I think this should not be much easier than classical logic synthesis.  The complexity of (not necessarily reversible) logic synthesis is known to be $\sum_2^p$-complete, or likely even harder than being NP-complete assuming the Polynomial Hierarchy doesn't collapse.  Although there are many great heuristics that drive much of VLSI- and ASIC-design nowadays.
In particular, such a permutation can be thought of as a truth-table with $2^n$ rows, each with $n$ input bits and $n$ output bits. We can ignore the first $n-1$ output bits and consider just circuit optimization on the last bit, given the $2^n\times (n+1)$ truth-table. We can use our favorite logic synthesis technique such as Karnaugh maps or the Quine-McCluskey algorithm, etc., to optimize over the right set of gates.
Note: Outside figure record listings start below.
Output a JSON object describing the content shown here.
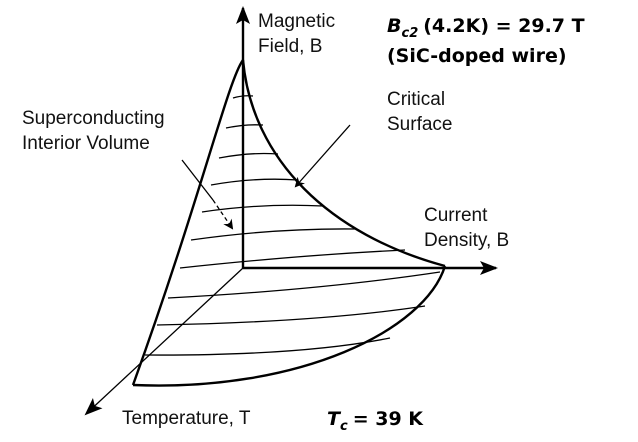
{
  "axes": {
    "field": [
      "Magnetic",
      "Field, B"
    ],
    "current": [
      "Current",
      "Density, B"
    ],
    "temperature": "Temperature, T"
  },
  "annotations": {
    "bc2": {
      "symbol": "B",
      "subscript": "c2",
      "text": "(4.2K) = 29.7 T",
      "sample": "(SiC-doped wire)"
    },
    "tc": {
      "symbol": "T",
      "subscript": "c",
      "text": "= 39 K"
    },
    "critical_surface": [
      "Critical",
      "Surface"
    ],
    "interior": [
      "Superconducting",
      "Interior Volume"
    ]
  }
}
It may be slightly easier, because we know that the last output bit is $0$ half of the time and $1$ half of the time (while Karnaugh maps and the QM algorithm are indifferent to this). But I suspect it's still likely $\sum_2^p$-hard to find the best circuit reversible circuit, even under the promise that the output bit of the Boolean formula is $0$ half of the time.
If reversible logic synthesis were computationally much easier than irreversible logic synthesis then it might make sense for even classical circuits to implement them.  But Googling "logic synthesis reversible circuits" generates a lot of hits.